The app has been live in the Boston metropolitan area for eight months, working with 16 liquor stores to deliver alcohol to Drizly customers, usually within 60 minutes. The company is seeing several hundred orders a week across those stores, with little promotion, but it will need more than that to build a business that lives up to venture capitalist expectations. It will also need to build brand awareness as competitor apps such as the slick Minibar app enter the fray, along with booze-delivery offerings facilitated by companies that have their roots in food delivery, such as FreshDirect and Delivery.com.
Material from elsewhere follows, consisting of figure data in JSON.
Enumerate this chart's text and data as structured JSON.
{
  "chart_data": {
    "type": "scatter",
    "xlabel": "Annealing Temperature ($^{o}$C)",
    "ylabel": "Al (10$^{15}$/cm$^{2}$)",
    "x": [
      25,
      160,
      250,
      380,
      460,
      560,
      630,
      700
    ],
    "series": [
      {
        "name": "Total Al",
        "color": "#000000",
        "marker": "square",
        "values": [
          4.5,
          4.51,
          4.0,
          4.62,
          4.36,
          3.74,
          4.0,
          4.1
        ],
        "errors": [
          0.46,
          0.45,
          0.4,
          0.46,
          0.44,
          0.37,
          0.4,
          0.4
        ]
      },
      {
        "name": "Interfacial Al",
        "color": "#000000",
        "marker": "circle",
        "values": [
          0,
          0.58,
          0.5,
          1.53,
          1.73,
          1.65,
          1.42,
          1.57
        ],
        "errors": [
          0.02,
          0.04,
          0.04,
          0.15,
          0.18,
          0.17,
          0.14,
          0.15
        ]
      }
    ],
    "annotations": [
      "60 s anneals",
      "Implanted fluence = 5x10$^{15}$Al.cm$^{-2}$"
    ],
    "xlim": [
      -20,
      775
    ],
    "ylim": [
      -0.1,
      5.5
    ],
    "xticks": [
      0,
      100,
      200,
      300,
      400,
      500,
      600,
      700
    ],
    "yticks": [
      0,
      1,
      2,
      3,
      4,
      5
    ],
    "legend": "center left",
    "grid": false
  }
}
So, how will Drizly generate more demand? For one, since the app isn’t allowed to discount store prices, the company has often paid the $5 delivery charge that Boston shops must charge. It’s also currently experimenting with some advertising on Google and Facebook.
But a big boost may come from a marketing deal it just signed with Pernod Ricard USA, the maker of liquor brands such as Absolut, Jameson and Kahlua. At a high level, the deal will involve Pernod Ricard advertising its brands on the Drizly app, as well as promoting it to its customers as a preferred partner in other marketing initiatives.
“We will make sure that our consumers … are aware of this service, and are aware of the opportunity to have our products in their doors in 30 to 60 minutes,” said Tim Murphy, vice president of digital and media at Pernod Ricard USA.